"Un animal mudo levanta la vista”, dice en una de sus Elegías, R. M. Rilke. La frase parece especialmente adecuada para un Chile como el de hoy, atemorizado por la peste y casi convertido en pura naturaleza.
Como si fuera un animal mudo.
Pero ese animal debe levantar la vista.
Y ese es quizá el principal desafío de este tiempo. Y es lo que quiso hacer (ya se verá con cuánto éxito) el Presidente en su cuenta: tratar de levantar la vista, mirar un poco más allá de las ruinas y el encierro de estos días, y recordar que hay desafíos por delante que reclamarán de todos los mayores esfuerzos.

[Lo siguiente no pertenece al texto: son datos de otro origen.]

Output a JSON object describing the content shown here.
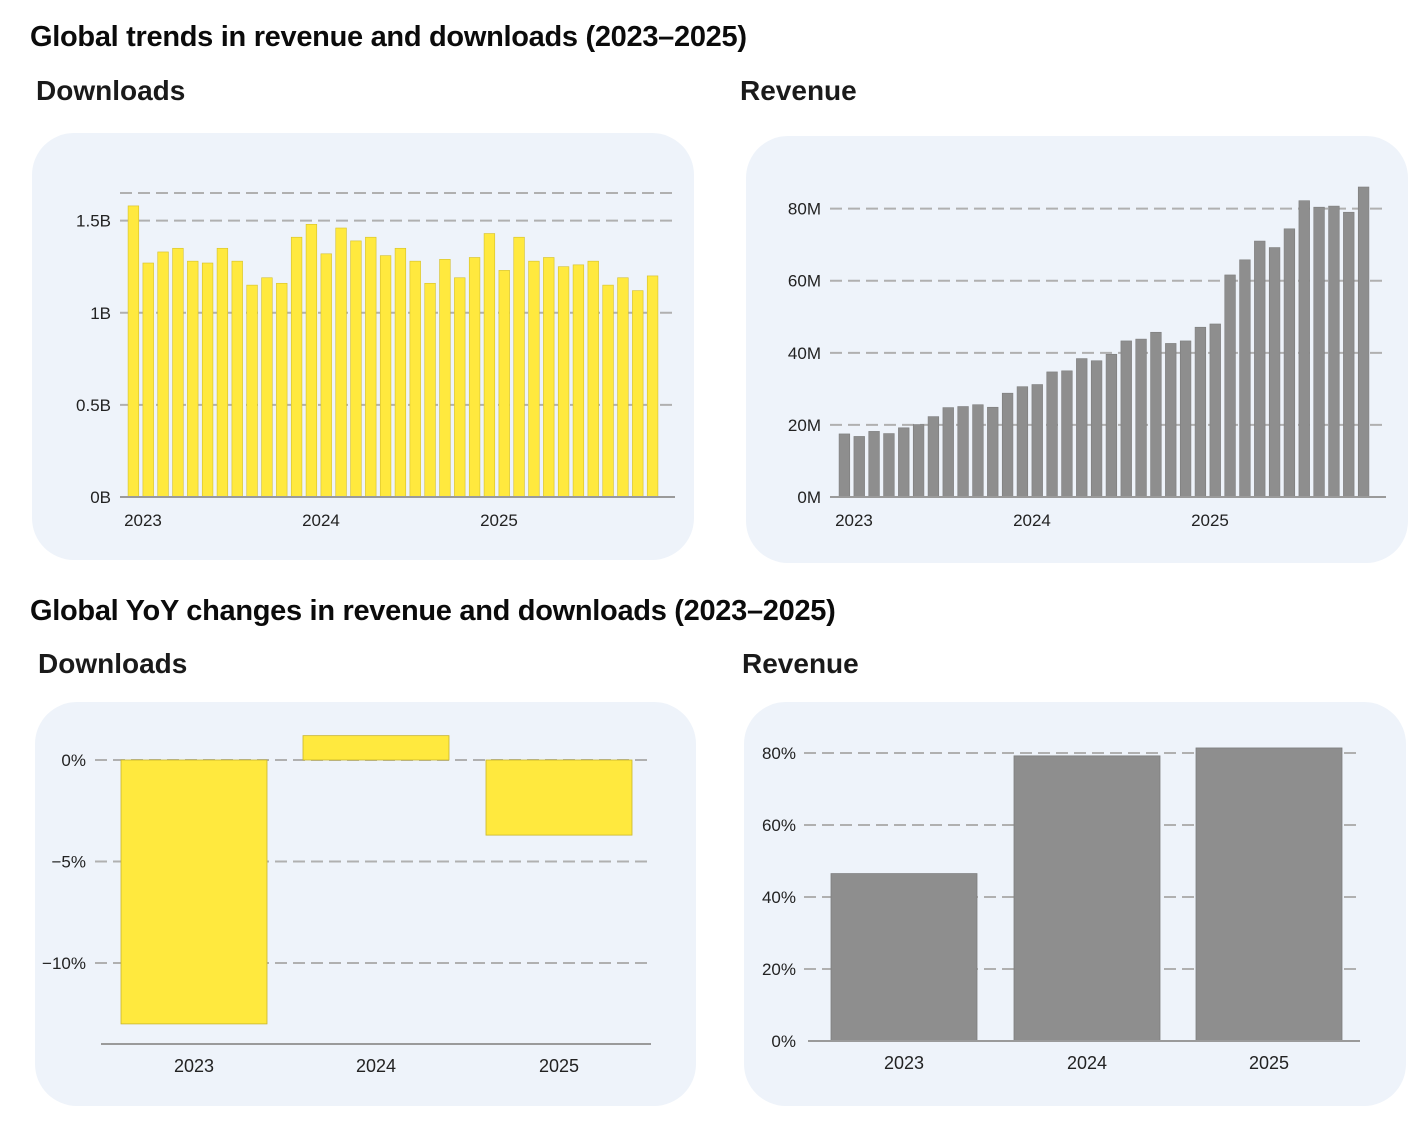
{
  "sections": {
    "trends_title": "Global trends in revenue and downloads (2023–2025)",
    "yoy_title": "Global YoY changes in revenue and downloads (2023–2025)"
  },
  "panels": {
    "downloads_label": "Downloads",
    "revenue_label": "Revenue",
    "yoy_downloads_label": "Downloads",
    "yoy_revenue_label": "Revenue"
  },
  "colors": {
    "downloads_bar": "#ffe93e",
    "revenue_bar": "#8e8e8e",
    "card_bg": "#eef3fa",
    "grid": "#b0b0b0"
  },
  "chart_data": [
    {
      "id": "trend_downloads",
      "type": "bar",
      "title": "Downloads",
      "unit": "billions",
      "ylim": [
        0,
        1.65
      ],
      "yticks": [
        0,
        0.5,
        1,
        1.5
      ],
      "ytick_labels": [
        "0B",
        "0.5B",
        "1B",
        "1.5B"
      ],
      "grid_values": [
        0.5,
        1,
        1.5,
        1.65
      ],
      "x_labels": [
        {
          "label": "2023",
          "index": 0
        },
        {
          "label": "2024",
          "index": 12
        },
        {
          "label": "2025",
          "index": 24
        }
      ],
      "values": [
        1.58,
        1.27,
        1.33,
        1.35,
        1.28,
        1.27,
        1.35,
        1.28,
        1.15,
        1.19,
        1.16,
        1.41,
        1.48,
        1.32,
        1.46,
        1.39,
        1.41,
        1.31,
        1.35,
        1.28,
        1.16,
        1.29,
        1.19,
        1.3,
        1.43,
        1.23,
        1.41,
        1.28,
        1.3,
        1.25,
        1.26,
        1.28,
        1.15,
        1.19,
        1.12,
        1.2
      ]
    },
    {
      "id": "trend_revenue",
      "type": "bar",
      "title": "Revenue",
      "unit": "millions USD",
      "ylim": [
        0,
        86
      ],
      "yticks": [
        0,
        20,
        40,
        60,
        80
      ],
      "ytick_labels": [
        "0M",
        "20M",
        "40M",
        "60M",
        "80M"
      ],
      "grid_values": [
        20,
        40,
        60,
        80
      ],
      "x_labels": [
        {
          "label": "2023",
          "index": 0
        },
        {
          "label": "2024",
          "index": 12
        },
        {
          "label": "2025",
          "index": 24
        }
      ],
      "values": [
        17.5,
        16.8,
        18.2,
        17.6,
        19.2,
        20.1,
        22.3,
        24.8,
        25.1,
        25.6,
        24.9,
        28.8,
        30.6,
        31.2,
        34.7,
        35.0,
        38.4,
        37.8,
        39.6,
        43.3,
        43.8,
        45.7,
        42.6,
        43.3,
        47.1,
        48.0,
        61.6,
        65.8,
        71.0,
        69.2,
        74.4,
        82.2,
        80.4,
        80.7,
        79.0,
        86.0
      ]
    },
    {
      "id": "yoy_downloads",
      "type": "bar",
      "title": "Downloads",
      "unit": "percent",
      "ylim": [
        -14,
        1.3
      ],
      "yticks": [
        0,
        -5,
        -10
      ],
      "ytick_labels": [
        "0%",
        "−5%",
        "−10%"
      ],
      "categories": [
        "2023",
        "2024",
        "2025"
      ],
      "values": [
        -13.0,
        1.2,
        -3.7
      ]
    },
    {
      "id": "yoy_revenue",
      "type": "bar",
      "title": "Revenue",
      "unit": "percent",
      "ylim": [
        0,
        80
      ],
      "yticks": [
        0,
        20,
        40,
        60,
        80
      ],
      "ytick_labels": [
        "0%",
        "20%",
        "40%",
        "60%",
        "80%"
      ],
      "categories": [
        "2023",
        "2024",
        "2025"
      ],
      "values": [
        46.5,
        79.2,
        81.4
      ]
    }
  ]
}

Si se descuenta el comienzo del discurso —referido a la estrategia sanitaria—, la parte de su exposición más digna de ser debatida y examinada fue el conjunto de medidas destinadas a la reactivación económica.
Y la relevancia de esa parte del discurso presidencial no fue una muestra, como podría livianamente creerse, de economicismo, o de tecnocracia, un ejemplo más de su espíritu empresarial, sino de un obvio realismo, esa virtud que a veces parece tosca, pero que en los días que corren, y en los que vienen, será especialmente importante. La vida humana —¿será necesario recordar a Marx o volver a citar la condena bíblica?— produce y reproduce materialmente su existencia mediante el trabajo y por eso preocuparse de cómo se reactivará la economía, de qué forma se recuperará el empleo, cómo los grupos medios no retrocederán a su pasado proletario, no tiene nada de economicismo, sino que se trata del realismo más obvio y más urgente. Ese es quizá el desafío más candente del Chile de los años inmediatos. Y la forma en que se enfrente, será la diferencia entre eternizar las carencias de estos días (que no tendrán el rostro transitorio de la pandemia, sino el permanente de la pobreza) o escapar de ellas recuperando el trabajo que no es solo un modo de ganarse la vida, sino, junto con el bienestar material que provee, una forma de encontrar reconocimiento a la propia dignidad.
Ese es quizá lo más importante de la cuenta pública, cuya escena —un Congreso semivacío y aplausos esporádicos— fue casi una metáfora física de la soledad presidencial.
Al plantear ese desafío de recuperación económica —esa huida de la pobreza permanente que miles y miles de grupos medios atesoran en la memoria—, Piñera planteó al mismo tiempo un escenario en el que la política, que se esmera en amplificar las expectativas, expresar todos los intereses bajo la forma de derechos incondicionales y empujar, siquiera como un sueño escatológico, la superación del capitalismo, tendrá en los años que vienen un espacio cada vez más estrecho. Y es que no será la hora de la imaginación, sino de la racionalidad más estricta (que también requiere imaginación, pero de otra índole).
Y esta última es la dimensión política del discurso.
Es muy difícil imaginar para los próximos dos años una agenda de cambios radicales, desde el punto de vista económico, en medio de un plan de reactivación del empleo y la realización de obras civiles. La política del optimismo, esa que se pensó a sí misma como un ejercicio de la imaginación tendiente a correr los límites de lo posible (la frase es de Weber), será inevitablemente sustituida por una política más sobria y contenida, dedicada apenas a evitar lo detestable (evitar lo detestable es como definió el objetivo de la política Aron).
Por supuesto, todo lo anterior es una mala noticia para la izquierda, pero también para la derecha, y para qué decir para el Gobierno.
Los sueños escatológicos de parte de la izquierda deberán hibernar; la derecha deberá despertar de su sueño dogmático y el Gobierno tendrá —en cualquier caso, ya lo hizo— que despojarse de sus ideas, de sus proyectos, arrojar lejos de sí el programa que alguna vez formuló, para dedicarse al trabajo de reactivar la economía que no se opone a la vida, como a veces se oye, sino que es su sustento.
Todos entonces, izquierda y derecha (no vale la pena citar al centro, puesto que ya no existe), deberán por la fuerza de los hechos o, si se prefiere, la fuerza de la escasez, dejar sus anhelos de largo plazo en paréntesis y ponerse a reflexionar de qué forma sumarse al proyecto de reactivación que, si funciona, y mal que pese, mejorará sensiblemente la aprobación gubernamental.
Y poner en paréntesis esos anhelos no es del todo malo para la política. Aron dijo alguna vez que la sombría grandeza de la política (hay que recordar esto a la izquierda y a la derecha) consiste en que en momentos excepcionales, el hombre de Estado, que se siente responsable del destino común, es capaz de acciones que en otros días le parecerían una renuncia.